Topics

moderated Downtime on Monday, September 21, 2020 #postmortem


 

Hi All,

Here's a summary of what happened during the email outage on Monday and the steps I'm taking to address it.

What Happened

I noticed around 9am that the program that sends emails, called karld, had crashed and restarted several times during the night. I had not been paged. Checking the mail queue, it appeared that there were a large number of emails that had not been sent. I began to investigate.

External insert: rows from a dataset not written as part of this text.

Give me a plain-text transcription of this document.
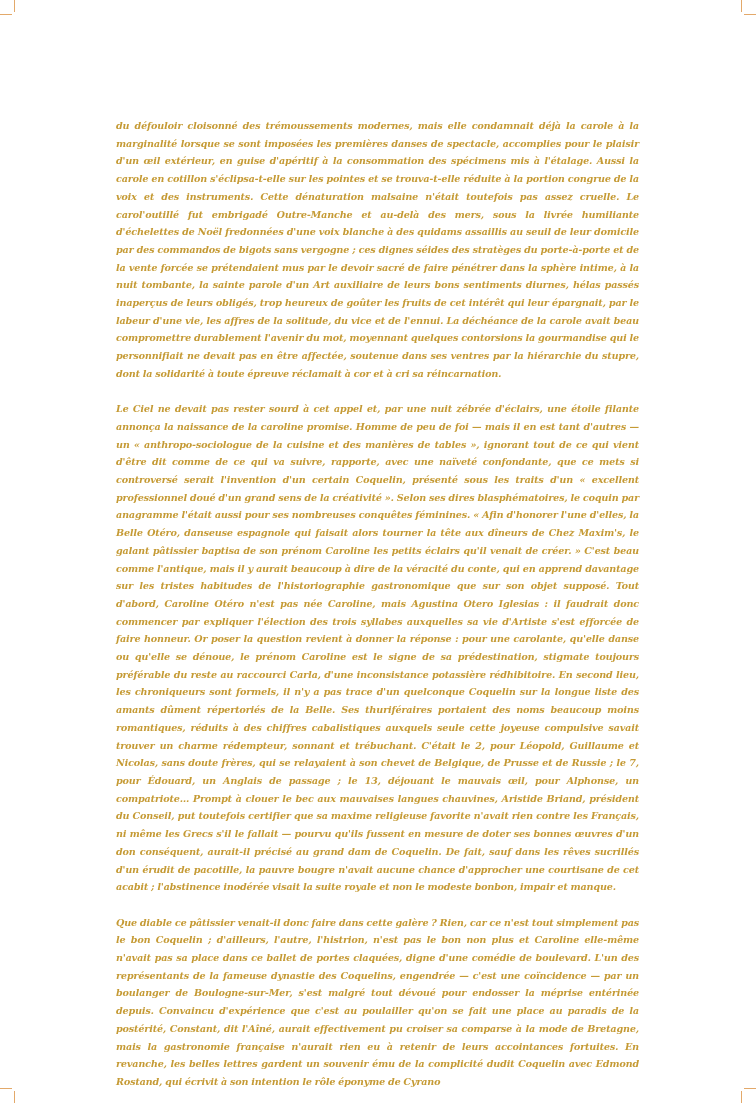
du défouloir cloisonné des trémoussements modernes, mais elle condamnait déjà la carole à la marginalité lorsque se sont imposées les premières danses de spectacle, accomplies pour le plaisir d'un œil extérieur, en guise d'apéritif à la consommation des spécimens mis à l'étalage. Aussi la carole en cotillon s'éclipsa-t-elle sur les pointes et se trouva-t-elle réduite à la portion congrue de la voix et des instruments. Cette dénaturation malsaine n'était toutefois pas assez cruelle. Le carol'outillé fut embrigadé Outre-Manche et au-delà des mers, sous la livrée humiliante d'échelettes de Noël fredonnées d'une voix blanche à des quidams assaillis au seuil de leur domicile par des commandos de bigots sans vergogne ; ces dignes séides des stratèges du porte-à-porte et de la vente forcée se prétendaient mus par le devoir sacré de faire pénétrer dans la sphère intime, à la nuit tombante, la sainte parole d'un Art auxiliaire de leurs bons sentiments diurnes, hélas passés inaperçus de leurs obligés, trop heureux de goûter les fruits de cet intérêt qui leur épargnait, par le labeur d'une vie, les affres de la solitude, du vice et de l'ennui. La déchéance de la carole avait beau compromettre durablement l'avenir du mot, moyennant quelques contorsions la gourmandise qui le personnifiait ne devait pas en être affectée, soutenue dans ses ventres par la hiérarchie du stupre, dont la solidarité à toute épreuve réclamait à cor et à cri sa réincarnation.

Le Ciel ne devait pas rester sourd à cet appel et, par une nuit zébrée d'éclairs, une étoile filante annonça la naissance de la caroline promise. Homme de peu de foi — mais il en est tant d'autres — un « anthropo-sociologue de la cuisine et des manières de tables », ignorant tout de ce qui vient d'être dit comme de ce qui va suivre, rapporte, avec une naïveté confondante, que ce mets si controversé serait l'invention d'un certain Coquelin, présenté sous les traits d'un « excellent professionnel doué d'un grand sens de la créativité ». Selon ses dires blasphématoires, le coquin par anagramme l'était aussi pour ses nombreuses conquêtes féminines. « Afin d'honorer l'une d'elles, la Belle Otéro, danseuse espagnole qui faisait alors tourner la tête aux dîneurs de Chez Maxim's, le galant pâtissier baptisa de son prénom Caroline les petits éclairs qu'il venait de créer. » C'est beau comme l'antique, mais il y aurait beaucoup à dire de la véracité du conte, qui en apprend davantage sur les tristes habitudes de l'historiographie gastronomique que sur son objet supposé. Tout d'abord, Caroline Otéro n'est pas née Caroline, mais Agustina Otero Iglesias : il faudrait donc commencer par expliquer l'élection des trois syllabes auxquelles sa vie d'Artiste s'est efforcée de faire honneur. Or poser la question revient à donner la réponse : pour une carolante, qu'elle danse ou qu'elle se dénoue, le prénom Caroline est le signe de sa prédestination, stigmate toujours préférable du reste au raccourci Carla, d'une inconsistance potassière rédhibitoire. En second lieu, les chroniqueurs sont formels, il n'y a pas trace d'un quelconque Coquelin sur la longue liste des amants dûment répertoriés de la Belle. Ses thuriféraires portaient des noms beaucoup moins romantiques, réduits à des chiffres cabalistiques auxquels seule cette joyeuse compulsive savait trouver un charme rédempteur, sonnant et trébuchant. C'était le 2, pour Léopold, Guillaume et Nicolas, sans doute frères, qui se relayaient à son chevet de Belgique, de Prusse et de Russie ; le 7, pour Édouard, un Anglais de passage ; le 13, déjouant le mauvais œil, pour Alphonse, un compatriote… Prompt à clouer le bec aux mauvaises langues chauvines, Aristide Briand, président du Conseil, put toutefois certifier que sa maxime religieuse favorite n'avait rien contre les Français, ni même les Grecs s'il le fallait — pourvu qu'ils fussent en mesure de doter ses bonnes œuvres d'un don conséquent, aurait-il précisé au grand dam de Coquelin. De fait, sauf dans les rêves sucrillés d'un érudit de pacotille, la pauvre bougre n'avait aucune chance d'approcher une courtisane de cet acabit ; l'abstinence inodérée visait la suite royale et non le modeste bonbon, impair et manque.

Que diable ce pâtissier venait-il donc faire dans cette galère ? Rien, car ce n'est tout simplement pas le bon Coquelin ; d'ailleurs, l'autre, l'histrion, n'est pas le bon non plus et Caroline elle-même n'avait pas sa place dans ce ballet de portes claquées, digne d'une comédie de boulevard. L'un des représentants de la fameuse dynastie des Coquelins, engendrée — c'est une coïncidence — par un boulanger de Boulogne-sur-Mer, s'est malgré tout dévoué pour endosser la méprise entérinée depuis. Convaincu d'expérience que c'est au poulailler qu'on se fait une place au paradis de la postérité, Constant, dit l'Aîné, aurait effectivement pu croiser sa comparse à la mode de Bretagne, mais la gastronomie française n'aurait rien eu à retenir de leurs accointances fortuites. En revanche, les belles lettres gardent un souvenir ému de la complicité dudit Coquelin avec Edmond Rostand, qui écrivit à son intention le rôle éponyme de Cyrano
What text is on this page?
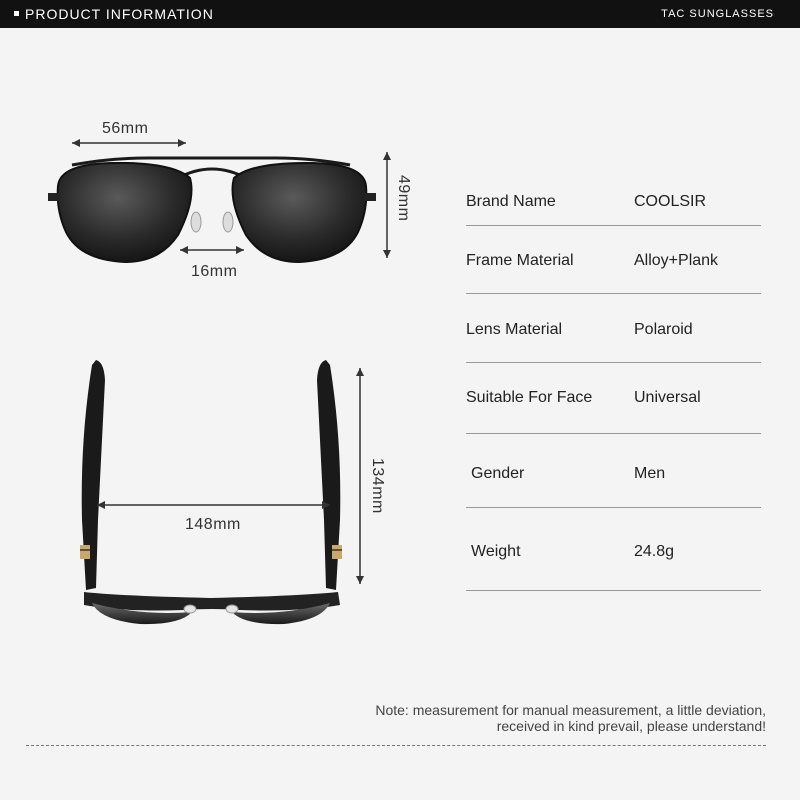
PRODUCT INFORMATION	TAC SUNGLASSES
56mm
49mm
16mm
148mm
134mm
Brand Name	COOLSIR
Frame Material	Alloy+Plank
Lens Material	Polaroid
Suitable For Face	Universal
Gender	Men
Weight	24.8g
Note: measurement for manual measurement, a little deviation,
received in kind prevail, please understand!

karld was running out of memory and restarting. It would only be able to send a few emails before each restart. I initially believed it was because there were about 600k messages to gmail.com addresses waiting to be sent (of a total of 900k messages in the queue), and we simply didn't have enough memory to support that. At the time I thought it was an issue with delivering email to Gmail that was the main problem.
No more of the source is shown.